What do we do in the more common cases that do not match the extremes — where the AI does more than complete an everyday phrase but less than write a whole passage? What then?
Even if we are good at spotting it, how do we evaluate it? In a classroom, is submitting a paper that is 30 percent AI-assisted cheating? What about one that is 60 percent? Does the author of a novel of which 20 percent is “written” by AI deserve credit or copyright protections? Does the AI engineer deserve some credit?
The point is that sorting out the value and validity of the end product — assuming we can reliably detect it — is going to be a big task. And the consequences of AI-assisted writing will change the way we teach written communication, too.
Is the Future of Writing in Its Past?
I already see a future in which, in business school for example, students are taught not only to use AI-writing tools but how to manage and deploy them across broad communities of customers, investors, and employees. Where the goal is consistency, clarity, and efficiency, but not necessarily personalized style.
Down the hall or across campus, in liberal arts arts classes, the lessons might be dramatically different. There, instructors who value creativity and originality in style, thinking, and communication might find themselves in pitched battle against these well-intended, but increasingly powerful, technology tools. Some instructors may argue they already are. Unable to stop the spread and improvement of AI writing, might classes that rely on the creative word distance themselves from contemporary technology or from writing altogether — reverting to hand-written, in-class, observationally created prose or oral storytelling?
Such a shift would make the mastery of writing fundamentals such as grammar, syntax, and diction a much more specialized skill than it is today, while skills such as critical thinking, argument construction, and source usage become the center of gravity for what most learners and employers consider “writing.”
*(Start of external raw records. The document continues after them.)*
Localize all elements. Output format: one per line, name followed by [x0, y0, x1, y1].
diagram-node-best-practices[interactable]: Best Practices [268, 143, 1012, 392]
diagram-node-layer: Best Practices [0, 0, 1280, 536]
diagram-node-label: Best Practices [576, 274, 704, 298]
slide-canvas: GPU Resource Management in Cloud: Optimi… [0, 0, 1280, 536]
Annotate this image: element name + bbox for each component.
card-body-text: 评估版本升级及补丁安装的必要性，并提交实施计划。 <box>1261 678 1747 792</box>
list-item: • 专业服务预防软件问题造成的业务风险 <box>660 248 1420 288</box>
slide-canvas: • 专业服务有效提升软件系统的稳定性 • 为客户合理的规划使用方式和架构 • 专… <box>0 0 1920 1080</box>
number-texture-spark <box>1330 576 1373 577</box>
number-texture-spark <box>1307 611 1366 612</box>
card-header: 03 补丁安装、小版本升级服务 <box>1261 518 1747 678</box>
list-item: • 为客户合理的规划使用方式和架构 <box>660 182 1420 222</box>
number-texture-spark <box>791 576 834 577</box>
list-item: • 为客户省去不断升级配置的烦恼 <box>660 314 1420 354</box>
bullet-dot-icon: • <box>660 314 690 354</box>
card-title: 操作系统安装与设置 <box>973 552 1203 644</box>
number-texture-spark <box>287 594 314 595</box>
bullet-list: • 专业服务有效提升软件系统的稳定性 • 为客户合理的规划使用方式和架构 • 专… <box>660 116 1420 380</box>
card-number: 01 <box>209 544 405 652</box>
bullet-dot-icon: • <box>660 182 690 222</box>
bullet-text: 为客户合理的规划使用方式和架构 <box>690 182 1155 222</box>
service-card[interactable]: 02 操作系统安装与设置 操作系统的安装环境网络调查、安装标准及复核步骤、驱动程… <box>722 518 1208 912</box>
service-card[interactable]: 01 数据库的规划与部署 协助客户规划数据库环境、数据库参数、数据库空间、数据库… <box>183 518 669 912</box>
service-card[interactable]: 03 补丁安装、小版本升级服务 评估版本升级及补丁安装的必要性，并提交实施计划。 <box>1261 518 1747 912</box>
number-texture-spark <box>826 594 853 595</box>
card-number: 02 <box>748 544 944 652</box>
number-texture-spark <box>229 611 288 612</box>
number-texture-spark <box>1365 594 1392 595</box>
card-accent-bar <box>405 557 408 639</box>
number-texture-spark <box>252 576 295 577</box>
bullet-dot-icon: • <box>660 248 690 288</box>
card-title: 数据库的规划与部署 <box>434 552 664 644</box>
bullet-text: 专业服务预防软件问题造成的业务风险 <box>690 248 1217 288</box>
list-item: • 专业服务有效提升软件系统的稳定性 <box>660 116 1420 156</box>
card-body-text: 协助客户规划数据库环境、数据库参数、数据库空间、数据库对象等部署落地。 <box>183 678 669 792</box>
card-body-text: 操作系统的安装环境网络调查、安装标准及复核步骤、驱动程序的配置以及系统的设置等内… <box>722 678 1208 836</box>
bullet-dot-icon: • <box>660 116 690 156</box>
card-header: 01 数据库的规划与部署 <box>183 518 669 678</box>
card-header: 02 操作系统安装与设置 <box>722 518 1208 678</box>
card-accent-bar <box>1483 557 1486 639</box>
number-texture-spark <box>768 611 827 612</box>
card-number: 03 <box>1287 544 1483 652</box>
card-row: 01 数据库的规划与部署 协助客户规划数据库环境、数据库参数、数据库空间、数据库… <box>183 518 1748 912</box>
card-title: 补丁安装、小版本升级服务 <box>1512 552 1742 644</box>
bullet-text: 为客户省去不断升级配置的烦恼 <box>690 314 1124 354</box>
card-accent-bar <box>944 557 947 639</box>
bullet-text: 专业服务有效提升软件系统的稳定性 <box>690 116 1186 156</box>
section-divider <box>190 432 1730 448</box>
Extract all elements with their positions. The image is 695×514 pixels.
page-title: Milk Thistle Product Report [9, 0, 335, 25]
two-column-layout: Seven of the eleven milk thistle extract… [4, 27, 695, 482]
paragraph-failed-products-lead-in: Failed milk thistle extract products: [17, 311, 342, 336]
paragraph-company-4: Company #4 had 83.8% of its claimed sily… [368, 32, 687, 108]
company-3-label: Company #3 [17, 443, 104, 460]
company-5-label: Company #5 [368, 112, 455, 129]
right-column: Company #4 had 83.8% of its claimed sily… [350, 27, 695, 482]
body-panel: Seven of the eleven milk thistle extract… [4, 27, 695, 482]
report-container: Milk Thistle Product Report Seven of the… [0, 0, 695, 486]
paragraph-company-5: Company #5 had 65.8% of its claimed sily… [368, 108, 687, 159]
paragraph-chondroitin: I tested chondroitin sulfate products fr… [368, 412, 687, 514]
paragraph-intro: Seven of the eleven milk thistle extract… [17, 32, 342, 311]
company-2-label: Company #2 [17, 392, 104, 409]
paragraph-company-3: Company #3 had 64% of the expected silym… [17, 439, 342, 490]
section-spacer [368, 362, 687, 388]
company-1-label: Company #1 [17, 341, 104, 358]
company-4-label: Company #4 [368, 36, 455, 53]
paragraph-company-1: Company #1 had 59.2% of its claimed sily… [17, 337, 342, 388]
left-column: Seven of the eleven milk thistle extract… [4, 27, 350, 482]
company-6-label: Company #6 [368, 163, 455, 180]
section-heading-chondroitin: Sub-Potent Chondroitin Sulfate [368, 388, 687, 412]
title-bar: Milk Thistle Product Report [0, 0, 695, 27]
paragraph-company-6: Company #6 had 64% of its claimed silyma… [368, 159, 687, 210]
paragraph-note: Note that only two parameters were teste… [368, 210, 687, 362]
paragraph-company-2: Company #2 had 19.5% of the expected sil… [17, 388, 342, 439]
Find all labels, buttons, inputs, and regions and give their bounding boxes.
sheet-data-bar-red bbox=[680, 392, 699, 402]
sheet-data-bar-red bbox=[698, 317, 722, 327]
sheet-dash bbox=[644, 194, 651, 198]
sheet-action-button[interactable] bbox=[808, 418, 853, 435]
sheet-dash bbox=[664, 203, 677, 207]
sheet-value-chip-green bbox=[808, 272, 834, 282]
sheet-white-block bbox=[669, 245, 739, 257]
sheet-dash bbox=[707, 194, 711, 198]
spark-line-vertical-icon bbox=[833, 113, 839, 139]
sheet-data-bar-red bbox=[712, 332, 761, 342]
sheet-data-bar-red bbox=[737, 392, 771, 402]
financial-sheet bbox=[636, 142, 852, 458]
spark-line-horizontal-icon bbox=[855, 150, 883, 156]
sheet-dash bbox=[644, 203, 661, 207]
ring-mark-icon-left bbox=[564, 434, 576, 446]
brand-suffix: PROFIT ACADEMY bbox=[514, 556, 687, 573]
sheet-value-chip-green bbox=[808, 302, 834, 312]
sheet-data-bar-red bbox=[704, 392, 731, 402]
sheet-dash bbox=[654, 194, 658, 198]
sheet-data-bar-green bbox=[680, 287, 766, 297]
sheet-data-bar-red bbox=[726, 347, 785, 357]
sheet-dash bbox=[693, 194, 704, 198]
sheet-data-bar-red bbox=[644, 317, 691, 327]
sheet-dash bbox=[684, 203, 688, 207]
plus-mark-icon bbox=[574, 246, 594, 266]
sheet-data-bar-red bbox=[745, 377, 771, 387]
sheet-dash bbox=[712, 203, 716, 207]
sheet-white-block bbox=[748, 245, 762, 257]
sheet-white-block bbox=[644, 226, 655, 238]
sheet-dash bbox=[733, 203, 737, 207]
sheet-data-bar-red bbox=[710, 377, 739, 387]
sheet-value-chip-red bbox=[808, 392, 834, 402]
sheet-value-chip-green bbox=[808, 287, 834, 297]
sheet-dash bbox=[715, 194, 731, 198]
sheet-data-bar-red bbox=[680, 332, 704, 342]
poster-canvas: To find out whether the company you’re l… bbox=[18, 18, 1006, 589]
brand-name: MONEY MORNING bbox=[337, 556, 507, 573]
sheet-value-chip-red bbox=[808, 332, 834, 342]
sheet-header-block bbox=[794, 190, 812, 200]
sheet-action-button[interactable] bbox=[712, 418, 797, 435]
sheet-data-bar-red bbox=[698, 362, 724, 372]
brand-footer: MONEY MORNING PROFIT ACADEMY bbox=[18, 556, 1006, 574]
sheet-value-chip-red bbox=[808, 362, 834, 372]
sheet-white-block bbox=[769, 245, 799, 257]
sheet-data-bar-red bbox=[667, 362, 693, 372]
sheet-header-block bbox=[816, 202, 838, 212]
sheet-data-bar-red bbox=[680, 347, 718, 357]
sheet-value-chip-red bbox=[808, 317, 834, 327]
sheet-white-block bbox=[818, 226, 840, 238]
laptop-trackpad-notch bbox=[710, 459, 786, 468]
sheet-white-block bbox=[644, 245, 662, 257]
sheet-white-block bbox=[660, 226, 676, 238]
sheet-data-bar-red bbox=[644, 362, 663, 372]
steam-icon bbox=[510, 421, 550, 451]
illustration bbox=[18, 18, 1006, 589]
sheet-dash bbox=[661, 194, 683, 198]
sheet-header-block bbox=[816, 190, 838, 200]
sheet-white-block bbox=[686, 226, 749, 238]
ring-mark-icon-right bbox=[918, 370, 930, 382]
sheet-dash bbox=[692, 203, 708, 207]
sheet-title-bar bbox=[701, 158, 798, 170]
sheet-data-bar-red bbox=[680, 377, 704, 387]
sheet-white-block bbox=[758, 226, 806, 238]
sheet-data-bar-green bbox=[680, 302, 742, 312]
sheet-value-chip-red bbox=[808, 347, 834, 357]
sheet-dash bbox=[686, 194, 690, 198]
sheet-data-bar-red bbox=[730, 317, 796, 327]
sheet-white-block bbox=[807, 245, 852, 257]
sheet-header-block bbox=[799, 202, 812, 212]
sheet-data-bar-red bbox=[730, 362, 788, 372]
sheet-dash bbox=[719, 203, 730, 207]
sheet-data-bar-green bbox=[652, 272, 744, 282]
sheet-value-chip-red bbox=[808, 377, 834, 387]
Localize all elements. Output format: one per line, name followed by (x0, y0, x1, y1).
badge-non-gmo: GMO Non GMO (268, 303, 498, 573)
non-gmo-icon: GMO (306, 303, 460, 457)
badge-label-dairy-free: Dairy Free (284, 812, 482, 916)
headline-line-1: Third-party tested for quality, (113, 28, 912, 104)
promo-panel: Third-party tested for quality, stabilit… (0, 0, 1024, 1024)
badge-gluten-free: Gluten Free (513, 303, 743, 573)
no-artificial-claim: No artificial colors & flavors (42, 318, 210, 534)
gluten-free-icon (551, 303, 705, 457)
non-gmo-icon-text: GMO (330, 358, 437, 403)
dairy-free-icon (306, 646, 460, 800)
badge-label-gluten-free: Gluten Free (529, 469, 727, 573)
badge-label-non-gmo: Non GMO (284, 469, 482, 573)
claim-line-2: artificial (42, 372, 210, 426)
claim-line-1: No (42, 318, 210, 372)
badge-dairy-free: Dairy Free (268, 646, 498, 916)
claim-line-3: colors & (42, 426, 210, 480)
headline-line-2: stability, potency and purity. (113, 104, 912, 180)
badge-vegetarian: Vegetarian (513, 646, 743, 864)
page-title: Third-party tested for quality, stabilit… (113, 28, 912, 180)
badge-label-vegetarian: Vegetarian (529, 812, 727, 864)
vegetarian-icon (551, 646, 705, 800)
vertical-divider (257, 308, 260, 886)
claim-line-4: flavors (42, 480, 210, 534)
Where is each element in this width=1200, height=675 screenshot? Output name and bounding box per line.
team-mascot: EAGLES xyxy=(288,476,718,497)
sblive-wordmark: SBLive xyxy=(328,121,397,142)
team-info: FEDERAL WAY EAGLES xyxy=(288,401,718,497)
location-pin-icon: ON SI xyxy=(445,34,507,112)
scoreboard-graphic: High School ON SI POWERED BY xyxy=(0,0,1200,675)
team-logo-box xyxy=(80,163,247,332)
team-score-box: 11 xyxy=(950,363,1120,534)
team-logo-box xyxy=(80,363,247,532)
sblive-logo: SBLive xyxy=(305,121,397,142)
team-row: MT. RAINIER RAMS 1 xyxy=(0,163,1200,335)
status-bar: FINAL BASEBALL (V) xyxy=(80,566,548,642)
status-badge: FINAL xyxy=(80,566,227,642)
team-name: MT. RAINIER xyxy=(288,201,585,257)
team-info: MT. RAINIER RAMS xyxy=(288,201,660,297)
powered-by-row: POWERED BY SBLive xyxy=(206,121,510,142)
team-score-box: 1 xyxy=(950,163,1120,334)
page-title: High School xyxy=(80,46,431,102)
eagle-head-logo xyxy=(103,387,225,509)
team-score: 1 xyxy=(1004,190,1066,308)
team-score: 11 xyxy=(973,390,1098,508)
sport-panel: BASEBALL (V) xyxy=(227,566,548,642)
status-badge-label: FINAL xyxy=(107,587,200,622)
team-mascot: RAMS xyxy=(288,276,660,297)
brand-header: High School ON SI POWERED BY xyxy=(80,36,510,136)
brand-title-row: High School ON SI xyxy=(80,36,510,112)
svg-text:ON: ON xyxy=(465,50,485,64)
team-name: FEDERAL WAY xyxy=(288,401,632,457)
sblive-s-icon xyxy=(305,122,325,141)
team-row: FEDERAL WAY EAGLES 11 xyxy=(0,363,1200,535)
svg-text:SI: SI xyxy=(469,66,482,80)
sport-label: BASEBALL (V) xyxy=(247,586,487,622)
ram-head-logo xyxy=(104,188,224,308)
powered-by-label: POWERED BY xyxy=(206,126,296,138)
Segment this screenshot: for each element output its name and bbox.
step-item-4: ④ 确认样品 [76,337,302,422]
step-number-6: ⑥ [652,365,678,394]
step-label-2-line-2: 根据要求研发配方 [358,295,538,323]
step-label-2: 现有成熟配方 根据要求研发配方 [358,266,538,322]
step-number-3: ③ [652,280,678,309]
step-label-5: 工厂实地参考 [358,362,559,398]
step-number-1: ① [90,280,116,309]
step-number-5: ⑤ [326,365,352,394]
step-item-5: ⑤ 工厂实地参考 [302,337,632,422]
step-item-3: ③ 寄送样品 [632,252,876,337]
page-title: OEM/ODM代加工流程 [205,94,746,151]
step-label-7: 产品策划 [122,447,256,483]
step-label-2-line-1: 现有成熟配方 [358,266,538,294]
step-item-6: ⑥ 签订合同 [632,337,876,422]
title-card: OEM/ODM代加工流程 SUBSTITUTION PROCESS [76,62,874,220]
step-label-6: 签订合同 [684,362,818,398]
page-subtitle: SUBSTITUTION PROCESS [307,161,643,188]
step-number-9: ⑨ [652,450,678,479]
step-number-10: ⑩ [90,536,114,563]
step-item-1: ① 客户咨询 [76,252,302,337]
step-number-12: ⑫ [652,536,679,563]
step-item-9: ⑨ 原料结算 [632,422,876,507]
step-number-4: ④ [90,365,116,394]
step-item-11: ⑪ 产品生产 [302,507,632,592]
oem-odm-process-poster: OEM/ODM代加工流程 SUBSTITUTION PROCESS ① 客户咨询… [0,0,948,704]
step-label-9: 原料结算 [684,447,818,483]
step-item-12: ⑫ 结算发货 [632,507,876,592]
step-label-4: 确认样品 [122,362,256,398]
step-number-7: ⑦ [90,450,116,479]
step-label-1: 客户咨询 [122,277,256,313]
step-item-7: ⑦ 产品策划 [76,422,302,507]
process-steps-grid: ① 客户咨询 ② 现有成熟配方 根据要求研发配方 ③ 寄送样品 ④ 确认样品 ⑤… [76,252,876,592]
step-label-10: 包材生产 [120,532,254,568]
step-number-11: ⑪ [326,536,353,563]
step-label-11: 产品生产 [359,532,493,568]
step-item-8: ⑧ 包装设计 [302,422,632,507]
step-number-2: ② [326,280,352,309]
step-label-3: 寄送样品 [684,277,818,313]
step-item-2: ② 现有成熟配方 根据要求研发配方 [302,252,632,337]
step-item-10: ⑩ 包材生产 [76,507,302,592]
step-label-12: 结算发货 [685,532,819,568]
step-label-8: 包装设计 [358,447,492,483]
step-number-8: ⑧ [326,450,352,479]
Not That Pandora, the Other One
While this future might seem far-fetched, history suggests otherwise. Consider that not long ago most companies employed enormous departments where people did quantitative work almost completely manually, while today the definition of a quantitative job is almost always better described as supervising automated computations by dictating high-level computational objectives and leaving the nuts and bolts of the math entirely to the machine.
It is an inevitability that computer-assisted writing will become a ubiquitous and indispensable part of human communication. Our responsibilities as educators and builders of educational tools requires us to reimagine our concepts of creation and assessment, knowing that to do so opens up a Pandora’s box of questions around originality, integrity, and the shifting role of writing in our society, and the place for increasingly advanced AI in writing education.
Such a shift would turn evolving notions of teaching with technology on their ears. Remember the argument that there is no point in learning cursive handwriting because no one writes by hand? No point in knowing how to write a check because of online banking? No point in learning to add or subtract because of calculators or how pointless it is to learn any fact because Google? What if, to incentivize and verify independent thought and expression, you could not use any of those things?
I know, that is a great many questions.
And that’s my point. If they are not here already, these questions are coming and we would be wise to start considering answers soon because the better AI gets at filling in answers, the more people accept it and use it, the more we will eventually have to reimagine our concepts of creation and assessment, which are two pillars of teaching and learning.
And that’s fine, maybe even good. But it is probably — the AI thought I was going to say “not great” just there — not optional.